Strona:PL Homer - Odysseja (Siemieński).djvu/279

Ta strona została uwierzytelniona.

A gdy się ta w miedniku dobrze już zagrzeje
Nimfa w wannę mię sadza, strumień ciepły leje,
Łagodnie mi obmywa głowę i ramiona
Póki członkom nie wróci krzepkość ich wrodzona.
Po tej łaźni znów miękką oliwą wyciera
Chlenę na mnie zarzuci, w chiton mię ubiera
I prowadzi w komnatę, do srebrnego krzesła
Z podnóżkiem i w nie sadza. Teraz znowu wniesła
Służebna na miednicy nalewkę złocistą
Z której lała na ręce moje wodę czystą.
Gdym się umył, stoliczek gładki mi przystawi
A za nią i klucznica z chlebami się jawi
Stawia misy przekąsek jakie ma spiżarnia —
I jeść każe.
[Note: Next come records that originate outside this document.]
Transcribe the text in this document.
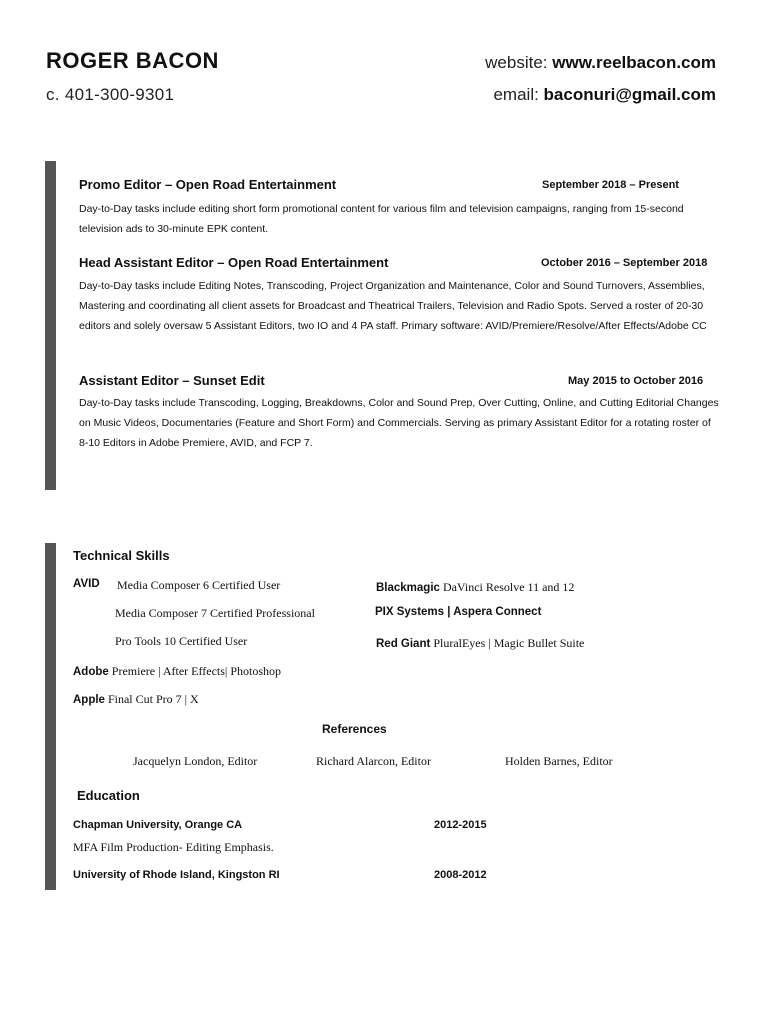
ROGER BACON
c. 401-300-9301
website: www.reelbacon.com
email: baconuri@gmail.com
Promo Editor – Open Road Entertainment	September 2018 – Present
Day-to-Day tasks include editing short form promotional content for various film and television campaigns, ranging from 15-second television ads to 30-minute EPK content.
Head Assistant Editor – Open Road Entertainment	October 2016 – September 2018
Day-to-Day tasks include Editing Notes, Transcoding, Project Organization and Maintenance, Color and Sound Turnovers, Assemblies, Mastering and coordinating all client assets for Broadcast and Theatrical Trailers, Television and Radio Spots. Served a roster of 20-30 editors and solely oversaw 5 Assistant Editors, two IO and 4 PA staff. Primary software: AVID/Premiere/Resolve/After Effects/Adobe CC
Assistant Editor – Sunset Edit	May 2015 to October 2016
Day-to-Day tasks include Transcoding, Logging, Breakdowns, Color and Sound Prep, Over Cutting, Online, and Cutting Editorial Changes on Music Videos, Documentaries (Feature and Short Form) and Commercials. Serving as primary Assistant Editor for a rotating roster of 8-10 Editors in Adobe Premiere, AVID, and FCP 7.
Technical Skills
AVID Media Composer 6 Certified User
Media Composer 7 Certified Professional
Pro Tools 10 Certified User
Blackmagic DaVinci Resolve 11 and 12
PIX Systems | Aspera Connect
Red Giant PluralEyes | Magic Bullet Suite
Adobe Premiere | After Effects| Photoshop
Apple Final Cut Pro 7 | X
References
Jacquelyn London, Editor	Richard Alarcon, Editor	Holden Barnes, Editor
Education
Chapman University, Orange CA	2012-2015
MFA Film Production- Editing Emphasis.
University of Rhode Island, Kingston RI	2008-2012
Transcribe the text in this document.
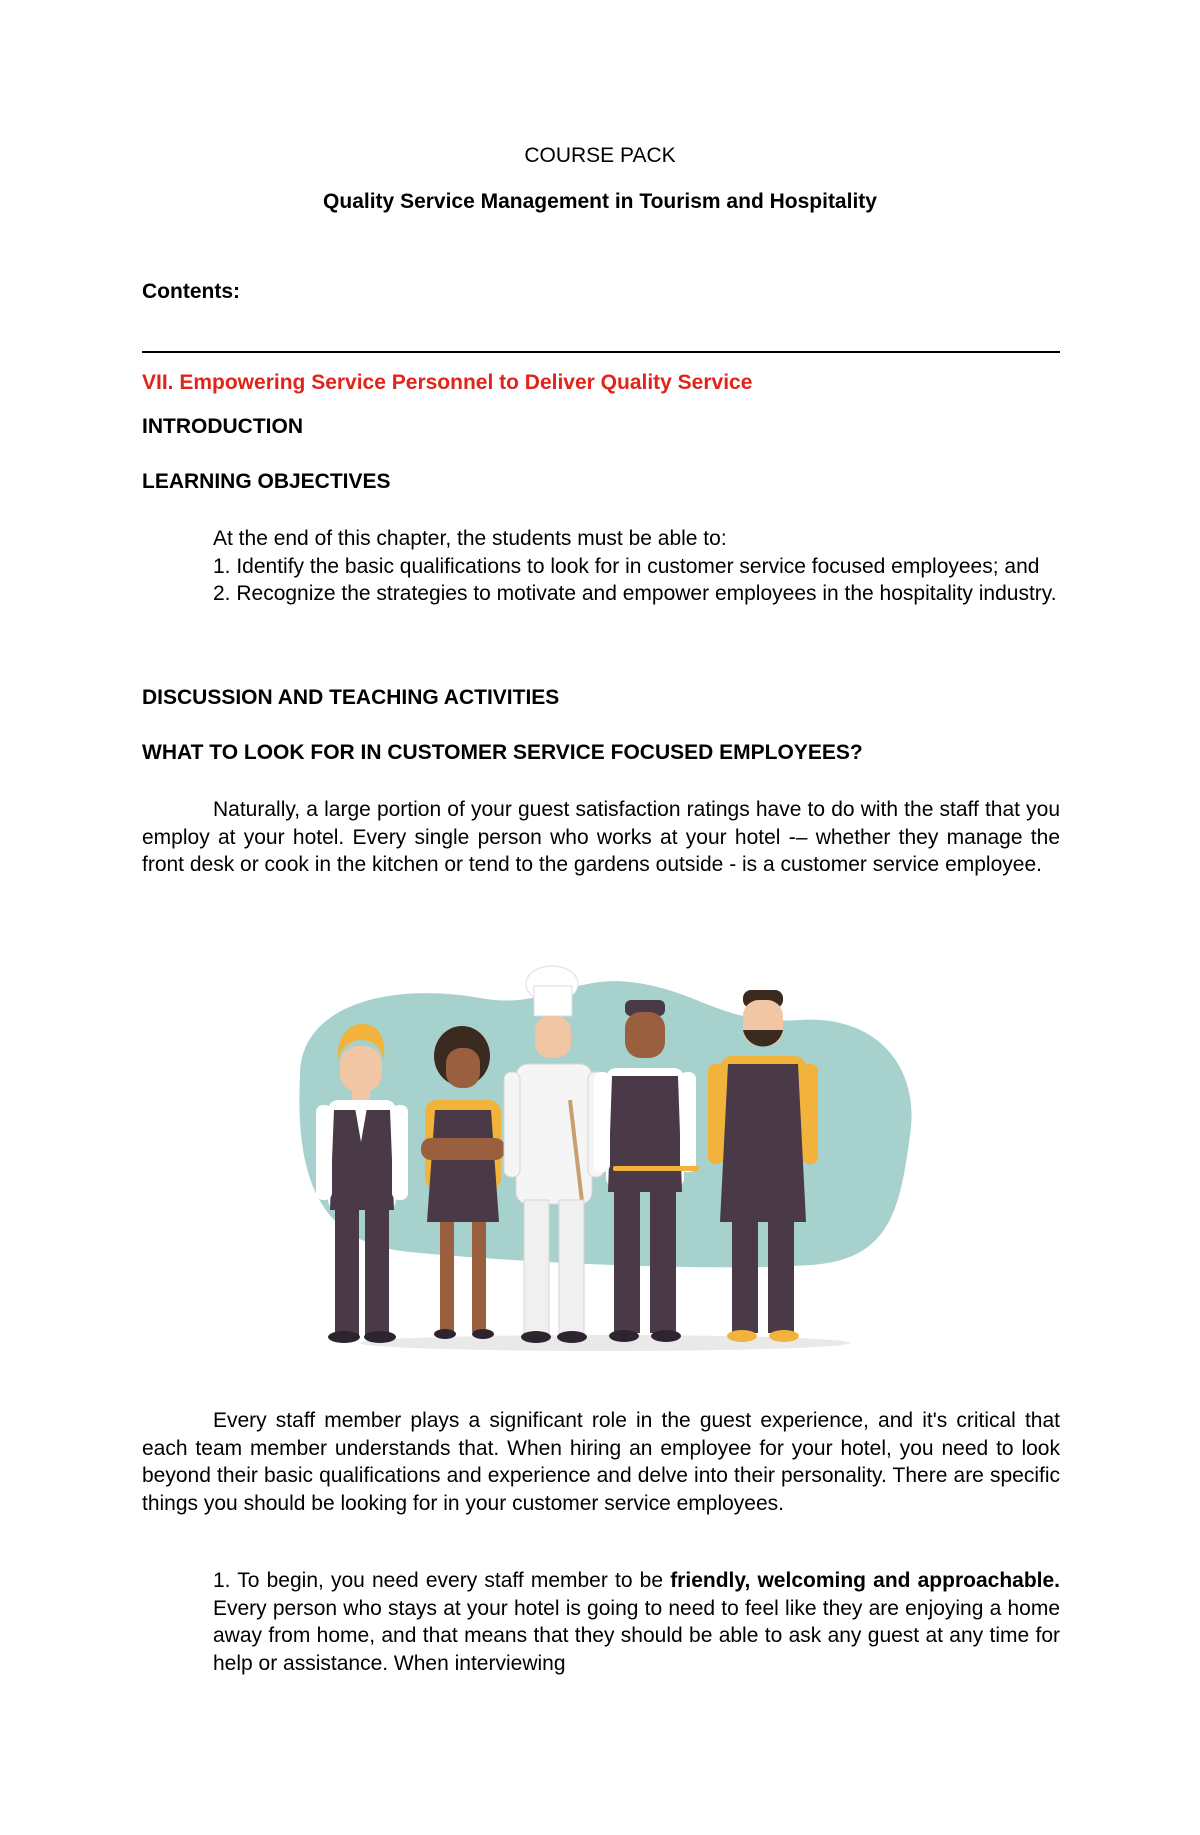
COURSE PACK
Quality Service Management in Tourism and Hospitality
Contents:
VII. Empowering Service Personnel to Deliver Quality Service
INTRODUCTION
LEARNING OBJECTIVES
At the end of this chapter, the students must be able to:
1. Identify the basic qualifications to look for in customer service focused employees; and
2. Recognize the strategies to motivate and empower employees in the hospitality industry.
DISCUSSION AND TEACHING ACTIVITIES
WHAT TO LOOK FOR IN CUSTOMER SERVICE FOCUSED EMPLOYEES?
Naturally, a large portion of your guest satisfaction ratings have to do with the staff that you employ at your hotel. Every single person who works at your hotel -– whether they manage the front desk or cook in the kitchen or tend to the gardens outside - is a customer service employee.
Every staff member plays a significant role in the guest experience, and it's critical that each team member understands that. When hiring an employee for your hotel, you need to look beyond their basic qualifications and experience and delve into their personality. There are specific things you should be looking for in your customer service employees.
1. To begin, you need every staff member to be friendly, welcoming and approachable. Every person who stays at your hotel is going to need to feel like they are enjoying a home away from home, and that means that they should be able to ask any guest at any time for help or assistance. When interviewing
Lecz wstręt mię do jadła ogarnia
I w głębokiej zadumie siedzę tak bezwładny.
Kirka zaraz postrzegła żem potrawy żadnej
Rękami ani ruszył, tylko w myślach tonę.
Więc zbliża się i słowa mówi uskrzydlone:
— Czemu to jak mruk siedzisz, u stołu, Odyssie?
Tu masz wino; przysmaków pełno w każdej misie;
A tyś nietknął — i czemu? Porzuć próżną trwogę,
Przysięgłam ci na Bogi, więc zdradzić nie mogę.
Tak mówiła — jam na to: Niech cię to nie dziwi
Kirko! że człek co w sercu sprawiedliwość żywi
Za nic strawy nie dotknie i ust nie napoi
Póki wolnymi braci nie obaczy swojej.
Chcesz-li przeto bym jadła skosztował i wina
Wypuść ich, niech tu stanie przedemną drużyna.